2. Reframe your mindset

It's easy to fall into the trap of negative self-talk after a bad run. Instead of focusing on what went wrong, reframe your mindset and focus on what you learned from the experience. Every bad run is an opportunity to grow and become a better runner.

3. Get back on track with your training plan

It's essential to stay consistent with your training plan, even after a bad run. Don't let one setback derail your progress. Get back on track with your training plan and focus on the next run. Remember that every training run is essential in preparing you for race day.

4. Take care of your body

After a long training run, your body needs time to recover. Make sure you're taking care of your body by stretching, foam rolling, and staying hydrated. You might also consider taking an ice bath or using a foam roller to help your muscles recover faster.

5. Refuel properly

Nutrition plays a crucial role in your training and recovery. After a long training run, make sure you're refueling your body with the proper nutrients. Focus on replenishing your glycogen stores with carbohydrates and repairing your muscles with protein.

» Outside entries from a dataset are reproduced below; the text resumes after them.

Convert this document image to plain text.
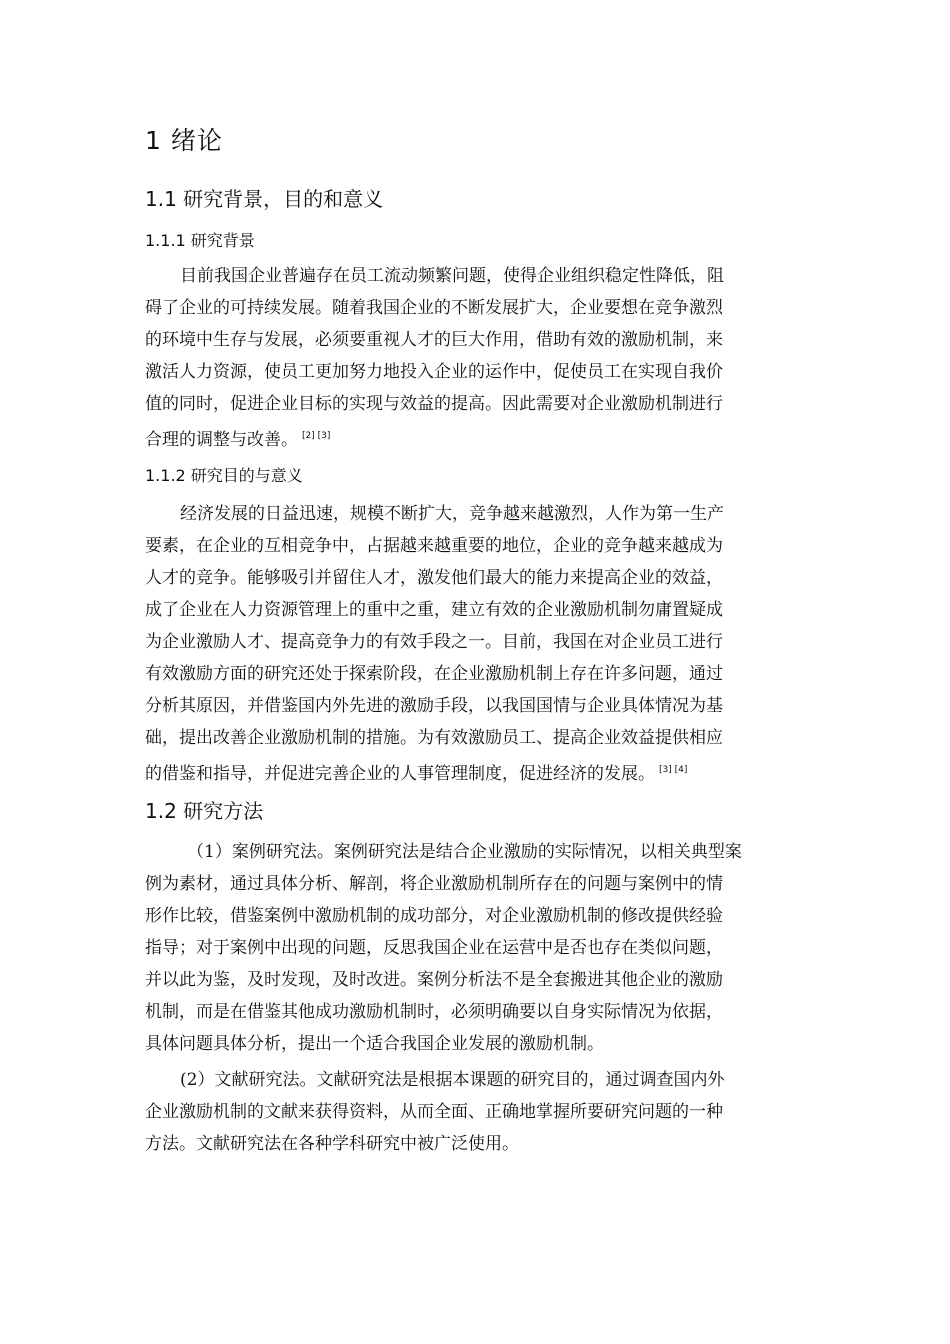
1 绪论
1.1 研究背景，目的和意义
1.1.1 研究背景
目前我国企业普遍存在员工流动频繁问题，使得企业组织稳定性降低，阻
碍了企业的可持续发展。随着我国企业的不断发展扩大，企业要想在竞争激烈
的环境中生存与发展，必须要重视人才的巨大作用，借助有效的激励机制，来
激活人力资源，使员工更加努力地投入企业的运作中，促使员工在实现自我价
值的同时，促进企业目标的实现与效益的提高。因此需要对企业激励机制进行
合理的调整与改善。 [2] [3]
1.1.2 研究目的与意义
经济发展的日益迅速，规模不断扩大，竞争越来越激烈，人作为第一生产
要素，在企业的互相竞争中，占据越来越重要的地位，企业的竞争越来越成为
人才的竞争。能够吸引并留住人才，激发他们最大的能力来提高企业的效益，
成了企业在人力资源管理上的重中之重，建立有效的企业激励机制勿庸置疑成
为企业激励人才、提高竞争力的有效手段之一。目前，我国在对企业员工进行
有效激励方面的研究还处于探索阶段，在企业激励机制上存在许多问题，通过
分析其原因，并借鉴国内外先进的激励手段，以我国国情与企业具体情况为基
础，提出改善企业激励机制的措施。为有效激励员工、提高企业效益提供相应
的借鉴和指导，并促进完善企业的人事管理制度，促进经济的发展。 [3] [4]
1.2 研究方法
（1）案例研究法。案例研究法是结合企业激励的实际情况，以相关典型案
例为素材，通过具体分析、解剖，将企业激励机制所存在的问题与案例中的情
形作比较，借鉴案例中激励机制的成功部分，对企业激励机制的修改提供经验
指导；对于案例中出现的问题，反思我国企业在运营中是否也存在类似问题，
并以此为鉴，及时发现，及时改进。案例分析法不是全套搬进其他企业的激励
机制，而是在借鉴其他成功激励机制时，必须明确要以自身实际情况为依据，
具体问题具体分析，提出一个适合我国企业发展的激励机制。
(2）文献研究法。文献研究法是根据本课题的研究目的，通过调查国内外
企业激励机制的文献来获得资料，从而全面、正确地掌握所要研究问题的一种
方法。文献研究法在各种学科研究中被广泛使用。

6. Learn from the experience

Every bad long training run is an opportunity to learn and grow as a runner. Take the lessons you learned from the experience and apply them to your future training runs. Remember, the most successful runners aren't the ones who never have a bad run. They're the ones who learn from their mistakes and keep pushing forward.

I have a twenty-mile, up-tempo run scheduled this weekend. I am nervous about the effort, but are choosing to focus on what I can control. Come Saturday, it is pasta and early bed time.

Remember, running is a journey, and every step forward is progress, no matter how small.